La terapia per combattere la leishmaniosi
Data la cronicità della malattia, la terapia per combattere la leishmaniosi è molto complessa e, come facilmente intuibile, tanto più efficace quanto più precoce sarà stata la diagnosi e se intrapresa prima che si siano instaurate le lesioni irreversibili tipiche a danno di organi e apparati, in particolare quello renale. in linea di principio, considerata l’elevata capacità del protozoo di sviluppare resistenza farmacologica, è consigliata l’associazione di più farmaci. La terapia elettiva della leishmaniosi canina si basa così da tempo sull’associazione tra un sale antimonio ed allupurinolo (utilizzato anche nell’uomo come rimedio contro la gotta, ma il cui impiego in corso di leishmaniosi è giustificato dalla sua capacità di bloccare la replicazione del parassita).
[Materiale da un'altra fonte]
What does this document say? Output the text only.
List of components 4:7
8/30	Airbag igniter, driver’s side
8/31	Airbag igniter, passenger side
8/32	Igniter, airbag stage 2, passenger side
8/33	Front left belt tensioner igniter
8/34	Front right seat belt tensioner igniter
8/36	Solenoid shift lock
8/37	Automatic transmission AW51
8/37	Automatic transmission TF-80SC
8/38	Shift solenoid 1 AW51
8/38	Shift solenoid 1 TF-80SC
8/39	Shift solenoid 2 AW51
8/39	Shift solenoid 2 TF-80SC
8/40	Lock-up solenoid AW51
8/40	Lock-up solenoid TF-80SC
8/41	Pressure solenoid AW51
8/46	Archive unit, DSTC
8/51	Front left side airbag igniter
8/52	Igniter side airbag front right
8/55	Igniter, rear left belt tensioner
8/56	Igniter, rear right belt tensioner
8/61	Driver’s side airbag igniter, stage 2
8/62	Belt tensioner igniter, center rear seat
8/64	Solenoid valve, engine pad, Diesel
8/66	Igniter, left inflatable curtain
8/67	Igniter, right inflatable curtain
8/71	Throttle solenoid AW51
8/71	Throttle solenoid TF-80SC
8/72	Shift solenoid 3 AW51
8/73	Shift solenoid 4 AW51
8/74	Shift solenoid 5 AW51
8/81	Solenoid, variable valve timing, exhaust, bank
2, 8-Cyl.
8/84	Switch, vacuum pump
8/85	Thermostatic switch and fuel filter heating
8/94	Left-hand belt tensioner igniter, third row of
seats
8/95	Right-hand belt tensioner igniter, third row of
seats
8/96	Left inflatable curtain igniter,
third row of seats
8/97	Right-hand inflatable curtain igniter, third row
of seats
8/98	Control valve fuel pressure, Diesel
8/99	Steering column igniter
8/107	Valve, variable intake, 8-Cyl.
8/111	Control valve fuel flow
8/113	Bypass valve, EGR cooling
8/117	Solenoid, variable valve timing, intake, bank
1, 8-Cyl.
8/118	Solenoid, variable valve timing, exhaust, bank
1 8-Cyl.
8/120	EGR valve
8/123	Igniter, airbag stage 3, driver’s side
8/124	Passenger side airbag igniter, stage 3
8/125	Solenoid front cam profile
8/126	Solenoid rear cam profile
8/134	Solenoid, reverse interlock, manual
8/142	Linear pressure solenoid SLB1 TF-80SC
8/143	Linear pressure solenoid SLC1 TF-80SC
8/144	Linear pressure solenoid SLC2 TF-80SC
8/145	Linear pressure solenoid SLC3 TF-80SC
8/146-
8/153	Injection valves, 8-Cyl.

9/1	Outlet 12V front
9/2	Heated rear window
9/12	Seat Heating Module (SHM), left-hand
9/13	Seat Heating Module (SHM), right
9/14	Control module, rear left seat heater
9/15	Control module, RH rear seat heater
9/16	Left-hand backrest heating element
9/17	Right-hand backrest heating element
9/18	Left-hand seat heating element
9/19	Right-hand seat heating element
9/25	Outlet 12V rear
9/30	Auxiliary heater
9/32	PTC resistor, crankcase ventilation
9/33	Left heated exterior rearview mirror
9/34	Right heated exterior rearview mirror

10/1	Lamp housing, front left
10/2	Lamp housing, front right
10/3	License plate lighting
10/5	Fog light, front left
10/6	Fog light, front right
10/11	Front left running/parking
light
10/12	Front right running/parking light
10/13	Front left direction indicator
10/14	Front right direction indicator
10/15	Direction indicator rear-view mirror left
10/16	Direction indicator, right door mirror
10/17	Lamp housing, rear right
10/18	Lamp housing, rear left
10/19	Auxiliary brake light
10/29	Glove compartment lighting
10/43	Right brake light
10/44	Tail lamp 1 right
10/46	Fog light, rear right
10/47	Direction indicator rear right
Tra gli antibiotici, è provata la parziale attività dell’aminosidina (che tuttavia è molto tossica per il rene), mentre quella di alcuni chinolonici e del metronidazolo è considerata irrilevante.
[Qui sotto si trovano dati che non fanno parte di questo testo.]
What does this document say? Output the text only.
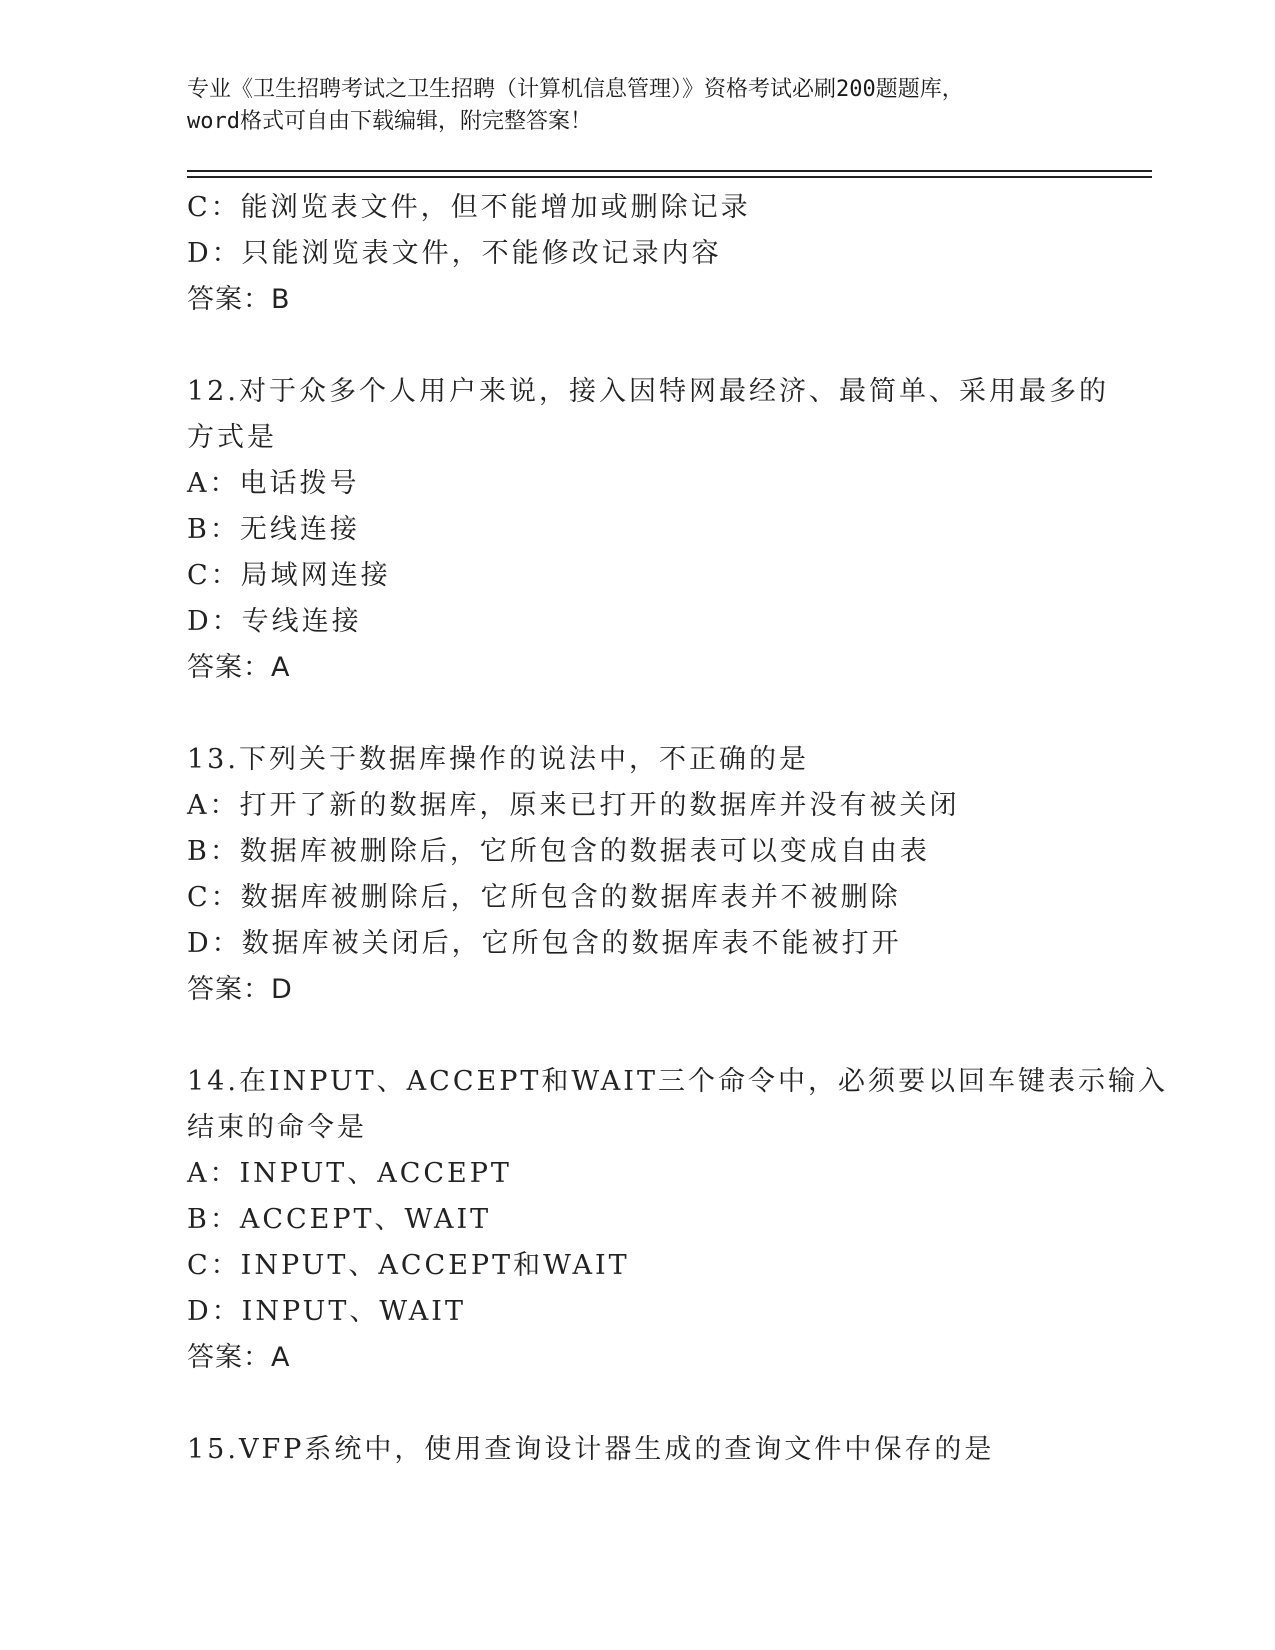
专业《卫生招聘考试之卫生招聘（计算机信息管理）》资格考试必刷200题题库，
word格式可自由下载编辑，附完整答案！
C：能浏览表文件，但不能增加或删除记录
D：只能浏览表文件，不能修改记录内容
答案：B
12.对于众多个人用户来说，接入因特网最经济、最简单、采用最多的
方式是
A：电话拨号
B：无线连接
C：局域网连接
D：专线连接
答案：A
13.下列关于数据库操作的说法中，不正确的是
A：打开了新的数据库，原来已打开的数据库并没有被关闭
B：数据库被删除后，它所包含的数据表可以变成自由表
C：数据库被删除后，它所包含的数据库表并不被删除
D：数据库被关闭后，它所包含的数据库表不能被打开
答案：D
14.在INPUT、ACCEPT和WAIT三个命令中，必须要以回车键表示输入
结束的命令是
A：INPUT、ACCEPT
B：ACCEPT、WAIT
C：INPUT、ACCEPT和WAIT
D：INPUT、WAIT
答案：A
15.VFP系统中，使用查询设计器生成的查询文件中保存的是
La miltefosina, un farmaco impiegato da anni in medicina umana come chemioterapico nel trattamento del carcinoma mammario, ha mostrato nei primi studi un’efficacia sovrapponibile a quella dell’antimoniato di metil-glucamina. La sua somministrazione nel cane, che può essere effettuata per os con il cibo, è tuttavia consigliata solo in alcuni casi e comunque solo dopo una mancata risposta ai farmaci convenzionali. Dal momento che questa molecola viene abitualmente utilizzata per la terapia della leishmaniosi umana nei paesi in via di sviluppo, vi è un fondato timore che la sua applicazione su larga scala possa favorire fenomeni di farmaco-resistenza da parte del parassita che ne comprometterebbero l’impiego nell’uomo. Una curiosità: tra le molecole impiegate nel trattamento di questa malattia canina compare anche il domperidone, noto in medicina umana come anti-vomito e per la cura di problemi digestivi. Il fatto che questo fasmaco sia stato inserito nei protocolli terapeutici della leishmaniosi è riconducibile alla sua capacità di regolare la risposta immunitaria così importante per la prognosi di questa malattia. Accanto ai trattamenti specifici, infine, vengono utilizzati rimedi sintomatici che vanno ad alleviare i disturbi. Numerosi sono i casi di negativizzazione dei tests sierologici al parassita con gli attuali protocolli terapeutici, ma ciò non costituisce purtroppo una garanzia dell’avvenuta eliminazione della leishmania come pure non permette di escludere che vi possano essere delle ricadute per l’animale in epoche successive.